Esse contexto exige um olhar mais profissional sobre o fluxo de caixa projetado, a gestão de prazos de recebimento e pagamento, o nível de estoque e a política de crédito a clientes.

Do lado externo, a volatilidade de mercado adiciona uma camada extra de complexidade e de oportunidade. A oscilação do dólar afeta custos de insumos, equipamentos, contratos indexados e, em muitos casos, até a demanda de clientes expostos ao comércio exterior. Movimentos bruscos de câmbio podem corroer margens de forma quase instantânea. Porém, para o empresário que olha o risco de forma estruturada, essa mesma volatilidade abre janelas para proteger resultados e até capturar valor.
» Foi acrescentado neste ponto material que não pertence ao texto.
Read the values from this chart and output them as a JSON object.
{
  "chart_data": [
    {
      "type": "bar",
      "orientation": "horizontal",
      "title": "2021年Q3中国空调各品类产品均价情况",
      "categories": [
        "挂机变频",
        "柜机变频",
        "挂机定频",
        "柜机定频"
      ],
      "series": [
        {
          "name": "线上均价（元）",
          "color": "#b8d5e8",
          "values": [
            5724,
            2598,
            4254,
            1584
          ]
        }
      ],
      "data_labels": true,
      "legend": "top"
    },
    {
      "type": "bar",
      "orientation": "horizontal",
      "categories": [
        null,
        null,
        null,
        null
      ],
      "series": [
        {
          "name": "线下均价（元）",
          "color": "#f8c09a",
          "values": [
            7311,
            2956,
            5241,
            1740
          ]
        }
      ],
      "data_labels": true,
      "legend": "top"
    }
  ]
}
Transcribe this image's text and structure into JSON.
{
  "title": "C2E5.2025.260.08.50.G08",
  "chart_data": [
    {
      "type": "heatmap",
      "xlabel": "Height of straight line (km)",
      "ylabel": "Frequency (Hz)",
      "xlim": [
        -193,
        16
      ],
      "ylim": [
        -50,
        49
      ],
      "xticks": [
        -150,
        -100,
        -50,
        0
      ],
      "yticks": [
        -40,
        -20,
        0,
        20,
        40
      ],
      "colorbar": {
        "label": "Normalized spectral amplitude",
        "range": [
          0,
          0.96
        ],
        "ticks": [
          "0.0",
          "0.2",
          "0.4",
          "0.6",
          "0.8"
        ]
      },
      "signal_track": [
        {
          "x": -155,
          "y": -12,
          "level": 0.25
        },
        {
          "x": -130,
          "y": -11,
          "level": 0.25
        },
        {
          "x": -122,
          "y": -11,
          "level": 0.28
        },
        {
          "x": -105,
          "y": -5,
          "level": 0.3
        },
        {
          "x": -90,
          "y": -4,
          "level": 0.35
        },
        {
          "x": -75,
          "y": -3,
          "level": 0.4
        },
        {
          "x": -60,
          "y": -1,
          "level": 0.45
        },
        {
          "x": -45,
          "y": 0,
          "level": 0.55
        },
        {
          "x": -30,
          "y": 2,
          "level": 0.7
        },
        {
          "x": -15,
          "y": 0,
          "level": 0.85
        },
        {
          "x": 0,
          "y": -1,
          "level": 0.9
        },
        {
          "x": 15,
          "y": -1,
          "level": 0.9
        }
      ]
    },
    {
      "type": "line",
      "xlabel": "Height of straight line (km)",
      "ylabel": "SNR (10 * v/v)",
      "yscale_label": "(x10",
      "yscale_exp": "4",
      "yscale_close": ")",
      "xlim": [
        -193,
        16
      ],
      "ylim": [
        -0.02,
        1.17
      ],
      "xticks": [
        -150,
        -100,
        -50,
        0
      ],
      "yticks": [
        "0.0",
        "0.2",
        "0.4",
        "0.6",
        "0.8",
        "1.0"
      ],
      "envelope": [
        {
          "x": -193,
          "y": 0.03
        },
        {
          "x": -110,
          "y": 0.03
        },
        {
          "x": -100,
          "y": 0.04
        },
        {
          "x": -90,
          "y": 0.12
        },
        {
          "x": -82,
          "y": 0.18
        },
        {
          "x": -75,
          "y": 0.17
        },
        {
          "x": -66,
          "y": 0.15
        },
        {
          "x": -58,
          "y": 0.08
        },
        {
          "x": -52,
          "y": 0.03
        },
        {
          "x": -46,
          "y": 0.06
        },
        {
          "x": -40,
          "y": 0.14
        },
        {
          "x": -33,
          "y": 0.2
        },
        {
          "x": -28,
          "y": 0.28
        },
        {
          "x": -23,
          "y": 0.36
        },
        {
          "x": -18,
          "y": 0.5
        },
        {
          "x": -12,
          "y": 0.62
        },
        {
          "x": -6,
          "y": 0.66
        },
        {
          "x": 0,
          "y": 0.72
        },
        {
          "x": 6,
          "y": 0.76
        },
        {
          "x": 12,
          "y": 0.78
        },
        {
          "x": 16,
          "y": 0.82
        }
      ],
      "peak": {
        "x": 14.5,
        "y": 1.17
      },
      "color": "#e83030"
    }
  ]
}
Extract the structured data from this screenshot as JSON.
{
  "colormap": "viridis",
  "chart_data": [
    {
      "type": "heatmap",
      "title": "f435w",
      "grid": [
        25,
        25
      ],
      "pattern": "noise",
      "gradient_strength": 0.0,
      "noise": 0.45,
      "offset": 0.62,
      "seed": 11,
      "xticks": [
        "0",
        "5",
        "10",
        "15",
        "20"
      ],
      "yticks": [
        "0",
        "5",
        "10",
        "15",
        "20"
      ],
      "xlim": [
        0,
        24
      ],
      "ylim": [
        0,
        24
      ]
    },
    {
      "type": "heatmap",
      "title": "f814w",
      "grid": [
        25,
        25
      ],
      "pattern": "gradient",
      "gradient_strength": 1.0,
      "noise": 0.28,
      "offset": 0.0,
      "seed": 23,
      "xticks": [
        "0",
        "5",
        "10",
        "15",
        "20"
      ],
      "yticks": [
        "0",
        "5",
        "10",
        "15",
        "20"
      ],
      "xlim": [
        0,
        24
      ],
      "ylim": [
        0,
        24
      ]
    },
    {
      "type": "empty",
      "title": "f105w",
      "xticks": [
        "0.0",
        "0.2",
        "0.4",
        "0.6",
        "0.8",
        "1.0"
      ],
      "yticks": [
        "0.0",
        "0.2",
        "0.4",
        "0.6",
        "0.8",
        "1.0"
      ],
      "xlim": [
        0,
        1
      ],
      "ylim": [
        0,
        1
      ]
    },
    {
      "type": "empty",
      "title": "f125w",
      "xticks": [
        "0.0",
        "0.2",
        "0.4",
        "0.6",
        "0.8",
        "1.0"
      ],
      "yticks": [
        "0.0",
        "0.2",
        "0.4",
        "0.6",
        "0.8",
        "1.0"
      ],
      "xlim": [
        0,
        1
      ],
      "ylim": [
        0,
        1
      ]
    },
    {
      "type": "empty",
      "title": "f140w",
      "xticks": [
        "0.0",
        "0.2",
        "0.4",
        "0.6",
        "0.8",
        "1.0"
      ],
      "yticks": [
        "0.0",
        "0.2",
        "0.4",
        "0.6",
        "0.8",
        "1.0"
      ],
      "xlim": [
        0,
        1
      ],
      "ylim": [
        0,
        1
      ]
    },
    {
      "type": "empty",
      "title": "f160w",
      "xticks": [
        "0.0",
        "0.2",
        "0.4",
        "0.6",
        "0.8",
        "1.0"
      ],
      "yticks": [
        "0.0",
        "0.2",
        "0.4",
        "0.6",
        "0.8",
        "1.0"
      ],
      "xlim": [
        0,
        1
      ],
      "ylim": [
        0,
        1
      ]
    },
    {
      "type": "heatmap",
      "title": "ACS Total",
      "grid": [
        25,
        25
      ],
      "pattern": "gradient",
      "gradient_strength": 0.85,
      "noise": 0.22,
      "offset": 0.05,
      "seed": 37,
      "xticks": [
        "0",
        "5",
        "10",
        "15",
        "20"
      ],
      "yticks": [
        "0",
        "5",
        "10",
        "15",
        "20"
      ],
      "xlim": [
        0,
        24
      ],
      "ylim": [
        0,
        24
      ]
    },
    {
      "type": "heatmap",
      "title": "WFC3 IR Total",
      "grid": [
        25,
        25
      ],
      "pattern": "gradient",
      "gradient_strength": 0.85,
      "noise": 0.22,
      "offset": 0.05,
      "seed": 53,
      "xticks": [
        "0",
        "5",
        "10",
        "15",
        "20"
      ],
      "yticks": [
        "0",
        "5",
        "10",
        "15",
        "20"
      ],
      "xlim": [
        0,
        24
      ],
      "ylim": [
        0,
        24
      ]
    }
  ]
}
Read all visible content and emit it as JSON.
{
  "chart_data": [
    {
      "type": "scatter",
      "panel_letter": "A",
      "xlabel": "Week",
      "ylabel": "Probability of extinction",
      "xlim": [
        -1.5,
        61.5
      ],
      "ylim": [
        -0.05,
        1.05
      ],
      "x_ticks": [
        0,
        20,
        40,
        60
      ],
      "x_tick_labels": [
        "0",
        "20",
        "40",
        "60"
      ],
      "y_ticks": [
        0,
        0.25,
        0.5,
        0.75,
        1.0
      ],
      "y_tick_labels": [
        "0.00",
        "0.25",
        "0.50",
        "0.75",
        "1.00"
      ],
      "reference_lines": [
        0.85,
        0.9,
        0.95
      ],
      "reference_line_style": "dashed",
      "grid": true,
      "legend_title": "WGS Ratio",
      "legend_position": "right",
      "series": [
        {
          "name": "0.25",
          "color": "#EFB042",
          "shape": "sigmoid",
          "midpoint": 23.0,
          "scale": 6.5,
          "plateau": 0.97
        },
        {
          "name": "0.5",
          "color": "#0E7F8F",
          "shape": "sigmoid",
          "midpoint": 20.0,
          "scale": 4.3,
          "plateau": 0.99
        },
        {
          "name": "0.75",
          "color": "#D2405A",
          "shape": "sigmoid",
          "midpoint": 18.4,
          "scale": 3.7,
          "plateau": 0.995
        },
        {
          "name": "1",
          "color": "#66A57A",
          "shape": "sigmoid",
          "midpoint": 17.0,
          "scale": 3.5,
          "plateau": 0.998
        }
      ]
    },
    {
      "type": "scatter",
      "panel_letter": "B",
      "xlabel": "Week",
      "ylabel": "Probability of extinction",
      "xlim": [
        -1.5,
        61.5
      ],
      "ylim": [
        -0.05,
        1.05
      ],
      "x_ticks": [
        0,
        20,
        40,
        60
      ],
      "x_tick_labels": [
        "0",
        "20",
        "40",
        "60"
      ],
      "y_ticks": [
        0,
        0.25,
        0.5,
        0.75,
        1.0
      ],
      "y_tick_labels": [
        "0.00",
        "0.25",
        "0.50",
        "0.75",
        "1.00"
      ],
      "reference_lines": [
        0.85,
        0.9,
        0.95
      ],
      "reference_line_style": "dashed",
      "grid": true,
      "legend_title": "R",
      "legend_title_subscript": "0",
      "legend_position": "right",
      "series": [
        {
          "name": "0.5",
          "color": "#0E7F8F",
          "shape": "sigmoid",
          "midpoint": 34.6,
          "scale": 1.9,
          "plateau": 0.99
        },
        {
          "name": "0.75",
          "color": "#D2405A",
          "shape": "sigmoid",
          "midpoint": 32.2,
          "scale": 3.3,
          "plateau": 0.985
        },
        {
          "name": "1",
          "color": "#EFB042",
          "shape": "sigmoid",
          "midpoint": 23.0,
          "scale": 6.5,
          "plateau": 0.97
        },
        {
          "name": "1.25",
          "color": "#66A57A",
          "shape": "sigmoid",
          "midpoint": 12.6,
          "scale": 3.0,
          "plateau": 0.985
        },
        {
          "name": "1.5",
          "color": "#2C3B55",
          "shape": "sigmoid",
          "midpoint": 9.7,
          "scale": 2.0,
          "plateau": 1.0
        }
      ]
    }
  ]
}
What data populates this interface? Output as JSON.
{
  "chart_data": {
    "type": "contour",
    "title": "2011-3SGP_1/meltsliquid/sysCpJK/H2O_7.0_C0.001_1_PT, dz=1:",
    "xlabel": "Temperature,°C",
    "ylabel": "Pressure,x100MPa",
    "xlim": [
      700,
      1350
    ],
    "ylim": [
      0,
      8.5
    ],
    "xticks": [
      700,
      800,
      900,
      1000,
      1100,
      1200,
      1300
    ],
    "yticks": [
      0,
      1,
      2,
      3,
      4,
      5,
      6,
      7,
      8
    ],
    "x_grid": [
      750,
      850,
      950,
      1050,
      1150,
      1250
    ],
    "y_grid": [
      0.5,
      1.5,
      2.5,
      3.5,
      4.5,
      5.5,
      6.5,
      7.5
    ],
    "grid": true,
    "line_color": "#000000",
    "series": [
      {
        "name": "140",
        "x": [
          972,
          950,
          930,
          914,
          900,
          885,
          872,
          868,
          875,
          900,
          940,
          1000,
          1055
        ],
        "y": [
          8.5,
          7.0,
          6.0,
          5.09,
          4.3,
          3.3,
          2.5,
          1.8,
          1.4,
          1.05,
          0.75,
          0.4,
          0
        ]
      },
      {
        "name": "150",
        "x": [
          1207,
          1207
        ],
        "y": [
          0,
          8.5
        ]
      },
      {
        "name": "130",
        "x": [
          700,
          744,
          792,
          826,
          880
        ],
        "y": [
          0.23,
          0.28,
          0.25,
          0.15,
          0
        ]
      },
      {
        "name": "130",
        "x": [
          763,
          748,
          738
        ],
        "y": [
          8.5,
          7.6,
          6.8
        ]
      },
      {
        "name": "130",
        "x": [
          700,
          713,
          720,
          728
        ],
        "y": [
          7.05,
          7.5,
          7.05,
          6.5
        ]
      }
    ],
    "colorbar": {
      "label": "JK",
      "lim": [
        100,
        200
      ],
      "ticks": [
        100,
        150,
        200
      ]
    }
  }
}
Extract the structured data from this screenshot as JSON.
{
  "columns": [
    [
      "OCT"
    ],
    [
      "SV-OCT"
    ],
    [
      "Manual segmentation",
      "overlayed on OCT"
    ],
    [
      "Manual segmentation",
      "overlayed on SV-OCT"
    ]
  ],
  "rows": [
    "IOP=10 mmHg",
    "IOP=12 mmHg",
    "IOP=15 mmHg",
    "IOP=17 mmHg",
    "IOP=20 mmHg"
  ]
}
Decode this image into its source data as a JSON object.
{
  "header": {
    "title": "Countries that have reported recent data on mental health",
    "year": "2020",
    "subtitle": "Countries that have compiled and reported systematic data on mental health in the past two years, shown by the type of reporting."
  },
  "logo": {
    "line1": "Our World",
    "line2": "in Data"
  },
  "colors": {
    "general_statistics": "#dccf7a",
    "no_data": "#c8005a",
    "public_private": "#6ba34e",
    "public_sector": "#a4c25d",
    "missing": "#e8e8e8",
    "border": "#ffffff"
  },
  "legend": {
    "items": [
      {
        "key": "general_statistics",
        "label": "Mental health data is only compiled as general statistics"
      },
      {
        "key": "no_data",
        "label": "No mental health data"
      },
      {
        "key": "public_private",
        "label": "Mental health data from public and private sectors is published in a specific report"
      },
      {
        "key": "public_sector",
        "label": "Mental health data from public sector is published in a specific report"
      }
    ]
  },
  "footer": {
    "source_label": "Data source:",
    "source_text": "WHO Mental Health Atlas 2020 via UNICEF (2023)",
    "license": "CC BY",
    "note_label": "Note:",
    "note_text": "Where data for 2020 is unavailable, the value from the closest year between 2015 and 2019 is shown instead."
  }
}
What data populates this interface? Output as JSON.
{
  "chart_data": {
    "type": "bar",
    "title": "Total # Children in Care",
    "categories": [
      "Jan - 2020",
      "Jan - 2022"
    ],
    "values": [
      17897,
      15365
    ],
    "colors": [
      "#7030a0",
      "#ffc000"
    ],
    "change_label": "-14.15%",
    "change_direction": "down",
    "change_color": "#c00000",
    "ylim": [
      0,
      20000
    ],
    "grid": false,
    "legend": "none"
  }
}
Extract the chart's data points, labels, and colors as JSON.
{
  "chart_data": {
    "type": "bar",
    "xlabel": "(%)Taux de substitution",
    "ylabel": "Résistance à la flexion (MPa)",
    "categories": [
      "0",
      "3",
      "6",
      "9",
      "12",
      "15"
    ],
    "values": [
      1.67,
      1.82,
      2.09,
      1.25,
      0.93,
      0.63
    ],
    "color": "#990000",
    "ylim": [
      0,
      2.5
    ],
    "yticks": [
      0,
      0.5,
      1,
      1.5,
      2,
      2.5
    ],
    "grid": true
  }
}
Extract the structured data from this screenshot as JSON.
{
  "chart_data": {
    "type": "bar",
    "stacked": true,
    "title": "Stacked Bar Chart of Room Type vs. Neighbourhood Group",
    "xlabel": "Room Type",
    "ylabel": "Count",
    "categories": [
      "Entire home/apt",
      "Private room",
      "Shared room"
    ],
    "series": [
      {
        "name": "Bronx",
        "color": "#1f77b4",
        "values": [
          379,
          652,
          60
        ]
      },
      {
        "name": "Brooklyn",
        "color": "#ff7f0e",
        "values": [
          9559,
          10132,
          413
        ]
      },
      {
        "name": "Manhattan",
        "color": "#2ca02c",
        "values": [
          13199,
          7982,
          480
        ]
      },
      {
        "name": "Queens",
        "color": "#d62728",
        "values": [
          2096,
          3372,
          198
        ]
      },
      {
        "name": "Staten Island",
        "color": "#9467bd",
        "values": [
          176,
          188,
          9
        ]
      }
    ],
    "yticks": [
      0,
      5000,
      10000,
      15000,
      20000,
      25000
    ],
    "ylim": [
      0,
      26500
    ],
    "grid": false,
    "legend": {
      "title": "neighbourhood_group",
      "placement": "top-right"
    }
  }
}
Ferramentas como travas cambiais, contratos a termo e outras soluções de hedge deixam de ser instrumentos exclusivos das grandes corporações. Elas podem – e devem – ser consideradas também por empresas de menor porte que importam, exportam ou possuem qualquer tipo de exposição relevante ao dólar. A lógica é simples e profundamente estratégica: em vez de tentar “acertar o câmbio” ou apostar na direção do dólar, o objetivo passa a ser dar previsibilidade ao fluxo de caixa e à margem de lucro, reduzindo surpresas desagradáveis e permitindo que a gestão se concentre no core do negócio.

Em um ambiente em que a reforma tributária muda incentivos, os juros altos redefinem o custo do tempo e o câmbio volátil altera preços de forma rápida, o empresário que não acompanha esses movimentos com atenção acaba gerenciando apenas o passado – olhando o extrato bancário e os impostos já pagos – e não o futuro. O desafio, agora, é construir uma cultura em que tributo, caixa, crédito, juros e câmbio sejam discutidos de forma integrada, com apoio de dados, assessoria especializada e rotinas mínimas de planejamento.

No fim do dia, por trás de siglas como IBS, CBS, Selic e contratos de hedge, existem pessoas: empreendedores que arriscam, geram emprego, formam times e carregam no CPF e no CNPJ os impactos de cada decisão. A nova era tributária e financeira não pede heróis perfeitos, pede líderes dispostos a aprender, a pedir ajuda quando necessário e a olhar para os números com a mesma seriedade com que olham para seus produtos e clientes. Quem conseguir unir esse olhar técnico a uma postura de protagonismo terá mais do que chance de “atravessar”, terá condições de crescer com mais segurança e transformar seu negócio.